Imbalances in circadian rhythms, the process that keeps our bodies in harmony with the day / night cycles, are increasingly linked to diabetes, cancer, Alzheimer’s, and many other diseases. A study published today in Genome Research shows the activity of macrophages -; cells within us that seek out and destroy invaders like bacteria -; time can cause daily changes in their responses to pathogens and stress through circadian control of metabolism.

In this study, Jennifer Hurley, Richard Baruch MD Professor of Career Development in Biological Sciences at Rensselaer Polytechnic Institute and senior author of this study, and her team examined the levels of RNA and protein levels the macrophages change over two days. “We’ve shown that macrophage behavior has an incredible amount of circadian time, but the clock gives macrophages time in unexpected ways,” Hurley said.

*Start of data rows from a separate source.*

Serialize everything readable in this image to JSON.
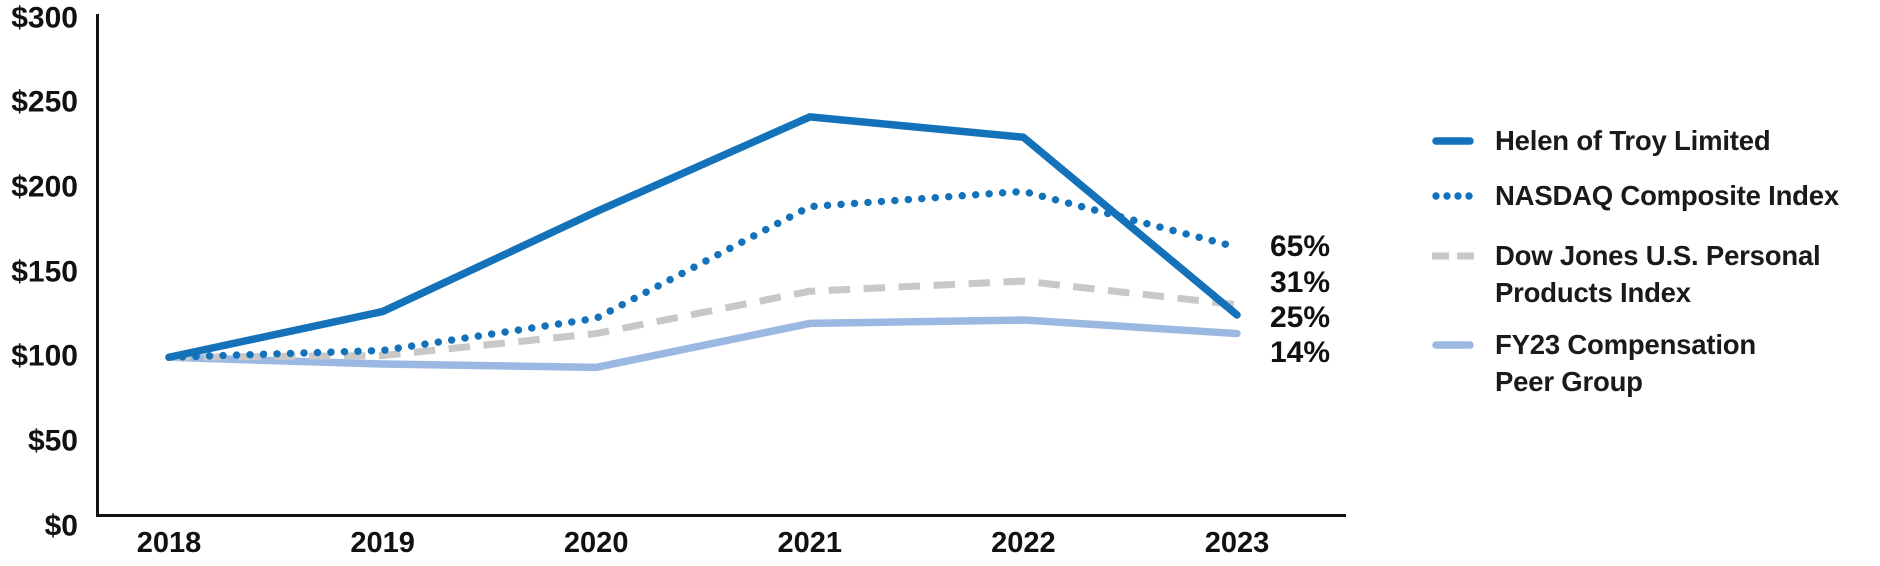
{
  "page": {
    "background": "#ffffff"
  },
  "chart_data": {
    "type": "line",
    "title": "",
    "x_labels": [
      "2018",
      "2019",
      "2020",
      "2021",
      "2022",
      "2023"
    ],
    "y_axis": {
      "min": 0,
      "max": 300,
      "step": 50,
      "tick_labels": [
        "$0",
        "$50",
        "$100",
        "$150",
        "$200",
        "$250",
        "$300"
      ]
    },
    "series": [
      {
        "name": "Helen of Troy Limited",
        "line_style": "solid",
        "color": "#1472ba",
        "values": [
          100,
          127,
          186,
          242,
          230,
          125
        ],
        "end_label": "25%"
      },
      {
        "name": "NASDAQ Composite Index",
        "line_style": "dotted",
        "color": "#1472ba",
        "values": [
          100,
          104,
          123,
          189,
          198,
          165
        ],
        "end_label": "65%"
      },
      {
        "name": "Dow Jones U.S. Personal Products Index",
        "line_style": "dashed",
        "color": "#c8c8c8",
        "values": [
          100,
          101,
          114,
          139,
          145,
          131
        ],
        "end_label": "31%"
      },
      {
        "name": "FY23 Compensation Peer Group",
        "line_style": "solid",
        "color": "#9bb8e2",
        "values": [
          100,
          96,
          94,
          120,
          122,
          114
        ],
        "end_label": "14%"
      }
    ],
    "end_labels_top_to_bottom": [
      "65%",
      "31%",
      "25%",
      "14%"
    ],
    "legend_position": "right",
    "grid": false
  },
  "legend": {
    "items": [
      {
        "lines": [
          "Helen of Troy Limited"
        ],
        "swatch": "solid",
        "color": "#1472ba"
      },
      {
        "lines": [
          "NASDAQ Composite Index"
        ],
        "swatch": "dotted",
        "color": "#1472ba"
      },
      {
        "lines": [
          "Dow Jones U.S. Personal",
          "Products Index"
        ],
        "swatch": "dashed",
        "color": "#c8c8c8"
      },
      {
        "lines": [
          "FY23 Compensation",
          "Peer Group"
        ],
        "swatch": "solid",
        "color": "#9bb8e2"
      }
    ]
  },
  "colors": {
    "accent_blue": "#1472ba",
    "light_blue": "#9bb8e2",
    "neutral_gray": "#c8c8c8",
    "axis_text": "#111111"
  }
}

The circadian system is made up of a set of basic clock proteins that encapsulate the day / night cycle by causing daily oscillations in levels of enzymes and hormones, and ultimately affecting known parameters. such as body temperature and the immune response. This molecular clock marks time through an autonomous cycle of protein production and decomposition. Clock “positive” element proteins override “negative” element proteins, which themselves inhibit the production of positive element proteins until the proteins of the negative element proteins decompose, thus creating a knowledge circle -a negative feedback that occurs once every 24 hours.

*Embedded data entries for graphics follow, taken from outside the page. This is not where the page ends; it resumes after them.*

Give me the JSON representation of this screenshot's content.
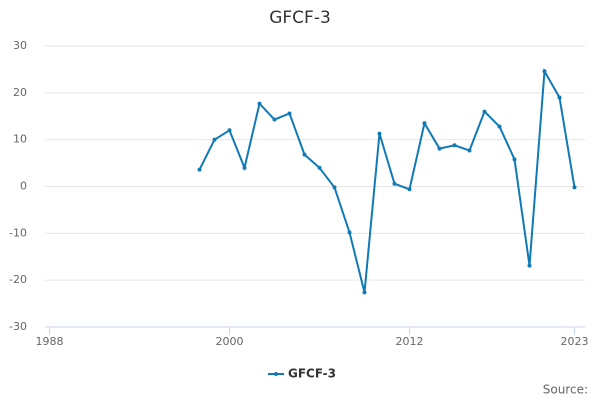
{
  "chart_data": {
    "type": "line",
    "title": "GFCF-3",
    "source": "Source:",
    "x": [
      1998,
      1999,
      2000,
      2001,
      2002,
      2003,
      2004,
      2005,
      2006,
      2007,
      2008,
      2009,
      2010,
      2011,
      2012,
      2013,
      2014,
      2015,
      2016,
      2017,
      2018,
      2019,
      2020,
      2021,
      2022,
      2023
    ],
    "series": [
      {
        "name": "GFCF-3",
        "color": "#117ab5",
        "values": [
          3.6,
          10,
          12,
          4,
          17.7,
          14.3,
          15.6,
          6.8,
          4,
          -0.2,
          -9.8,
          -22.6,
          11.3,
          0.6,
          -0.6,
          13.5,
          8.1,
          8.8,
          7.7,
          16,
          12.8,
          5.8,
          -16.9,
          24.6,
          19,
          -0.2
        ]
      }
    ],
    "xlim": [
      1987.7,
      2023.7
    ],
    "xticks": [
      1988,
      2000,
      2012,
      2023
    ],
    "ylim": [
      -30,
      30
    ],
    "yticks": [
      -30,
      -20,
      -10,
      0,
      10,
      20,
      30
    ],
    "grid": true,
    "legend": "bottom"
  }
}
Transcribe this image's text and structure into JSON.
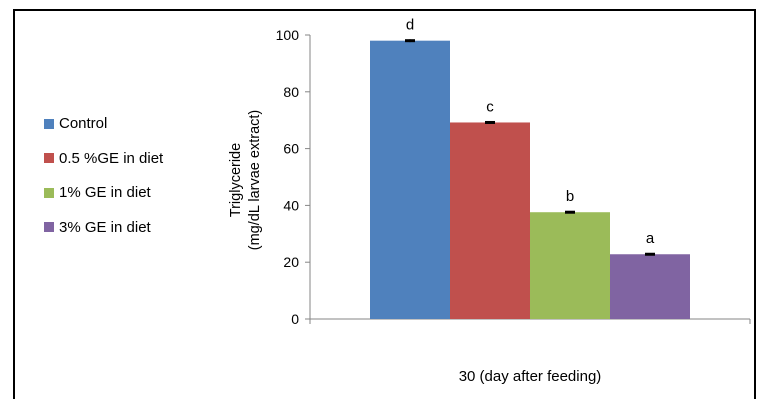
{
  "chart_data": {
    "type": "bar",
    "categories": [
      "30 (day after feeding)"
    ],
    "xlabel": "30 (day after feeding)",
    "ylabel_lines": [
      "Triglyceride",
      "(mg/dL larvae extract)"
    ],
    "ylim": [
      0,
      100
    ],
    "yticks": [
      "0",
      "20",
      "40",
      "60",
      "80",
      "100"
    ],
    "legend_position": "left",
    "grid": false,
    "series": [
      {
        "name": "Control",
        "values": [
          98
        ],
        "error": [
          0.5
        ],
        "label": "d",
        "color": "#4f81bd"
      },
      {
        "name": "0.5 %GE in diet",
        "values": [
          69.2
        ],
        "error": [
          0.4
        ],
        "label": "c",
        "color": "#c0504d"
      },
      {
        "name": "1% GE in diet",
        "values": [
          37.6
        ],
        "error": [
          0.4
        ],
        "label": "b",
        "color": "#9bbb59"
      },
      {
        "name": "3% GE in diet",
        "values": [
          22.8
        ],
        "error": [
          0.3
        ],
        "label": "a",
        "color": "#8064a2"
      }
    ]
  }
}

Advanced element proteins also regulate variants in a large number of gene expression, called messenger RNA or mRNA. Genetic guidance is transcribed from DNA to mRNA, which is then used as a recipe for accumulating proteins, building blocks of cell function. It has long been accepted that the levels of each subsequent step could be predicted from the previous one. If so, oscillating mRNA would correspond to oscillating levels of cellular proteins, so if one could monitor mRNA, they would know which proteins the circadian clock was making. control in the cell.

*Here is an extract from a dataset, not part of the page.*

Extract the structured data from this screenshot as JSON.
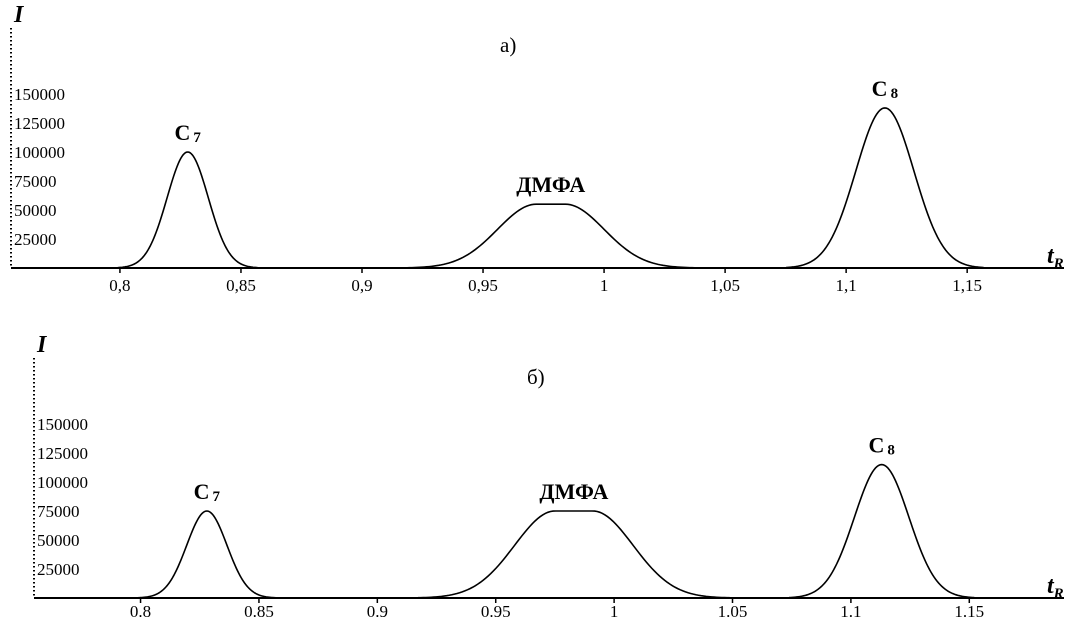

However, this study showed that this paradigm may not always be true. Analysis of the macrophage data revealed a significant imbalance between the proteins and mRNAs controlled by the circadian clock. These data were parallel to research published in Cellular systems in 2018 by Hurley laboratory, showing that about 40% of oscillating proteins are in the fungal and circadian model system, Neurospora crassa, they did not have a corresponding oscillating mRNA.

But the scale of the difference in macrophages surprised us. Eighty percent of the oscillating mRNA-opening proteins are not involved in macrophages. That means we were missing out on a lot of time as the clock timed the defense. “

Jennifer Hurley, Richard Baruch MD Professor of Career Development in Biological Sciences at Rensselaer Polytechnic Institute

Hurley’s team, in collaboration with Annie Curtis ’lab at the Royal College of Surgeons in Ireland (RCSI), was able to predict and then show that the clock regulates metabolism to give time to a major immune functions in macrophages. To do this, researchers from RCSI looked at the energy-generating mitochondria of macrophages, showing the rhythm by which the organs separate to generate energy and reunite at the resting stage. The Hurley laboratory was then able to show that the timing of major immune processes was controlled by the changes in energy production resulting from the cleavage and melting of mitochondria.

“Our data indicate that rhythms need to be monitored at an entirely new level,” said Curtis, a senior lecturer at RCSI. “It also means that our bodies are timed by our circadian clocks. more than we thought. ”This circadian moment of the immune system has an impact on human health, disease treatment, and vaccine effectiveness.